Janet Lane on Waler Data Base @ Facebook. Image: Bramhope Samson, The Australasian, April 1911
The Shire Horse. Continuing a look at Waler ancestors…
Some say Shires and Clydesdales are much the same, however there are differences. Shires were called “English Cart Horses” when the studbook started in 1878; records had been kept for some time – some pedigrees going back to 1800. Developed in the shires of England. When researching, one wonders if the many ‘cart horses’ imported here in colonial days were indeed Shires.
Shires went to the mighty Black Horse of Britain, supposedly bred to carry knights, jousting was the most popular sport for centuries. Research and archaeological studies of shoe and bit size show a horse more like a hunter or big Welsh cob however, so most likely the Black Horse was not a knight’s horse after all. Intriguing are the myths of history!
Next, Robert Bakewell (1725-1795) took them on. He wanted – and created – a powerful draught horse to work much faster than bullocks. Bakewell bred good temperament into all his horses, believing it as important as good conformation, and started the system of travelling stallions which helped spread the breed.
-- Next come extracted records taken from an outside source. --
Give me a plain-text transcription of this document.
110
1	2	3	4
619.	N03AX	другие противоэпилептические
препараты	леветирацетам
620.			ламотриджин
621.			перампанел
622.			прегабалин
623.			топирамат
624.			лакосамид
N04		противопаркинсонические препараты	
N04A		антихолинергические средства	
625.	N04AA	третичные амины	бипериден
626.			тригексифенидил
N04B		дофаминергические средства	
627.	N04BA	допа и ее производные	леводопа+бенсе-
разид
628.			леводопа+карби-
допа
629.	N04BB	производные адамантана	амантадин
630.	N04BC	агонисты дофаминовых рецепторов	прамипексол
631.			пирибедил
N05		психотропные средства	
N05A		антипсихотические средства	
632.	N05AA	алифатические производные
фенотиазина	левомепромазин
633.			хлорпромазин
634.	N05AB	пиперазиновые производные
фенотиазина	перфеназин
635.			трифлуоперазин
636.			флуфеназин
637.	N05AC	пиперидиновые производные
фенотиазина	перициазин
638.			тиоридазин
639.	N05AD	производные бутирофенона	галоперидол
Nor was he the only man doing it – others brought in heavy draughts from Holland and Germany – most were coach horses, coaches being incredibly heavy then, and crossed them to the old Black Horse.
As there was resistance to buying the breed in Ireland because of the name, this was a big factor in the name change from English Cart Horse to Shire Horse in 1884.
Image: The Australasian, May 1883
A tall strong draught with feather, for both cartage and agricultural work, a breed which always had a sensible breed organisation – keeping out problems like greasy heel, excessive feather, coarse feather (must be fine and silky) excessive white, blue eyes, congenital faults, conformation faults and so on. Less white than most Clydesdales and without roaning, being whole coloured – blacks, bays, browns and greys, although leg and facial white seen. Once known for short legs, being leggy regarded as a fault. Good shoulders. A tremendous walk, and when required to trot, have excellent impulsion – known to trot like a Norfolk roadster (a great compliment) without the speed.
Image: Katherine. Leader, Melbourne, August 1912
Good shoulders, quarters, barrel, gaskins, bone. Like the pure Clydie, perhaps a little too big and too slow, pure, for many places in Australia unless heavy slow work was required – but perfect to cross – hence we had an incredible amount of fabulous draught horses now called the Australian Draught, bred from these iconic breeds. A surprising amount came here, many often erroneously called Clydesdales and even registered as them at times. Never as popular hence common here as the Clydesdale however.
Image: Quarrington Chatsworth. The Australasian, April 1914
This was an exceptionally good horse. It says a lot for those who confused the breeds, that often in the press he was called a Clydesdale. One wonders how many horses were thus identified wrongly. His progeny, both mares and stallions, went all over Australia.
Queensland Country Life, October 1909
Note : England’s Glory was a black Lincolnshire horse, a draught, and a good stallion of his direct line came to Australia in 1867. As well as being big strong workers, these Lincolnshire Blacks were also noted for exceptionally strong legs and feet, doing a lot of road work, and for their superb action. It’s thought they went back to chariot ponies. They never had a studbook formed, but went into the Shire and other breeds. This stallion would have done a lot here. No doubt some blood went into some Walers. Great genetics.
Shires are a magnificent, gentle, handsome, powerful breed and much loved. Their noble profile and long kind face, robust build, good shoulders, mighty gaskins and excellent bone was seen in many heavier Walers bred for work and artillery; with a little iconic feather. A truly tremendous ancestor of the Waler.